Well, it’s now December and the Christmas songs will be playing on the music channels, the shops will be busier and there is the expectation of the “perfect” Christmas isn’t there?

Those adverts with a large family table brimming with food, the laughter as the crackers are pulled, jokes are told and the proud carving of a turkey for everyone to eat.

This is one of the ways in which we’ll differ in our household as we won’t all be having the same Christmas dinner. Due to T’s sensory issues around food and D’s anxieties if the food doesn’t look like her school Christmas dinner (I try not to get too offended at the latter) it’s likely that they’ll be having chicken nuggets and chips whilst we have a turkey dinner.

Don’t judge me, this is a compromise, a way for us all to sit together, even if the thought of juggling a full roast plus the nuggets and chips always makes me feel a bit panicked come Christmas morning!

Our day will differ to those adverts too. T doesn’t really “do” Christmas and sees it very much for what it is, one day.

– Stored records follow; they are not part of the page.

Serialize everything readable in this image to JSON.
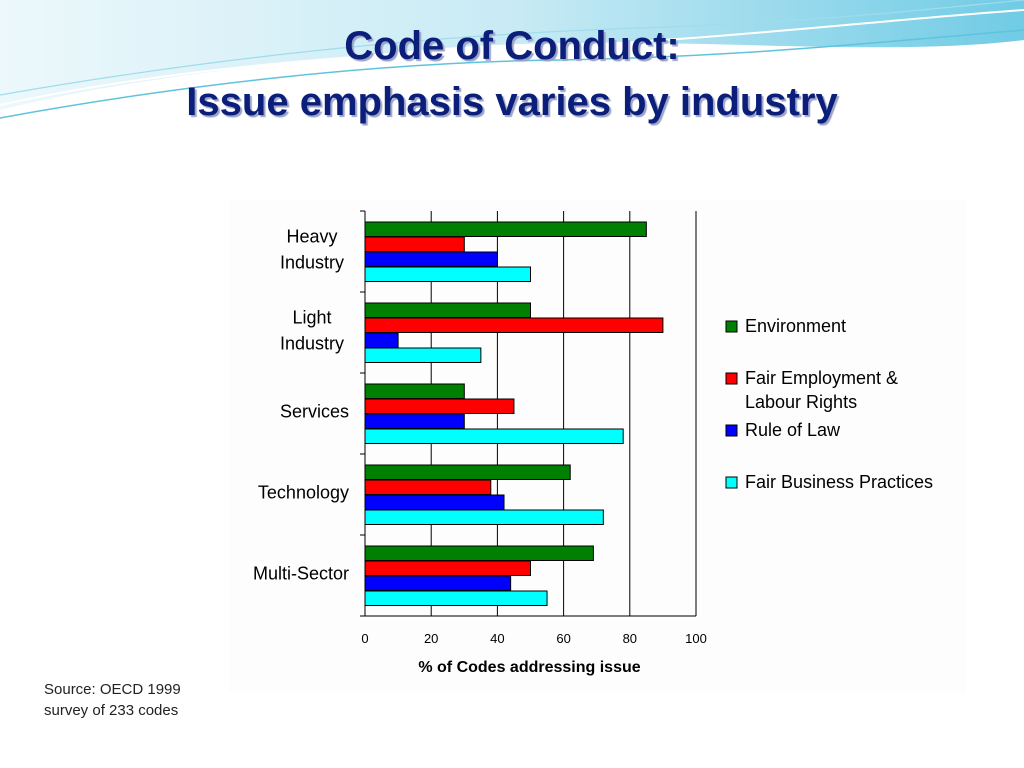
{
  "slide": {
    "title_line1": "Code of Conduct:",
    "title_line2": "Issue emphasis varies by industry",
    "source_line1": "Source:  OECD 1999",
    "source_line2": "survey of 233 codes"
  },
  "chart_data": {
    "type": "bar",
    "orientation": "horizontal",
    "categories": [
      [
        "Heavy",
        "Industry"
      ],
      [
        "Light",
        "Industry"
      ],
      [
        "Services"
      ],
      [
        "Technology"
      ],
      [
        "Multi-Sector"
      ]
    ],
    "series": [
      {
        "name": [
          "Environment"
        ],
        "color": "#008000",
        "values": [
          85,
          50,
          30,
          62,
          69
        ]
      },
      {
        "name": [
          "Fair Employment &",
          "Labour Rights"
        ],
        "color": "#ff0000",
        "values": [
          30,
          90,
          45,
          38,
          50
        ]
      },
      {
        "name": [
          "Rule of Law"
        ],
        "color": "#0000ff",
        "values": [
          40,
          10,
          30,
          42,
          44
        ]
      },
      {
        "name": [
          "Fair Business Practices"
        ],
        "color": "#00ffff",
        "values": [
          50,
          35,
          78,
          72,
          55
        ]
      }
    ],
    "xlabel": "% of Codes addressing issue",
    "xlim": [
      0,
      100
    ],
    "xticks": [
      0,
      20,
      40,
      60,
      80,
      100
    ],
    "grid": true,
    "legend_position": "right"
  }
}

Whilst D gets totally into the build-up, absolutely loves seeing all the lights and decorations and gets extremely excited trying to spot where Rob The Robin is every day (our take on Elf on the Shelf).

I did try and impose a “no screens” rule for Christmas Day but, as they both rely on them for calming and self-regulation, I’ll settle for the screens (and headphones) being put down whilst presents are unwrapped!

Presents...the charity shops/school fairs have done well out of us over the years, I’d buy a toy because T or D had shown an interest, get them wrapped and then it would be looked at and discarded because “play” is something that doesn’t come easily, to either of them.  More often than not, the box (especially if big enough) and the wrapping paper would generate more interest.

Now we stick to tried and tested - annuals, books, pens, clothes, which may sound boring but at least they’ll be used.

I also make sure that T and D have the same amount of presents, differing wrapping paper and, if possible, that they’re similarly sized, it all makes for a more harmonious unwrapping! 

As much as T sees Christmas as one day, he also sees any school activities as out of routine and a hindrance to what would usually be happening, his lessons. Due to his sensory issues, Christmas jumper day is a Christmas long-sleeved t-shirt, another compromise but one that means he doesn’t stand out as he generally masks outbursts during his school day.

For Hubbie and I, is a case of “if they’re happy, then so are we”, there’s generally something worth watching Christmas evening accompanied by a snuggle on the sofa and a (rare) glass of something with a chocolate orange.

And then it’s all over for another year!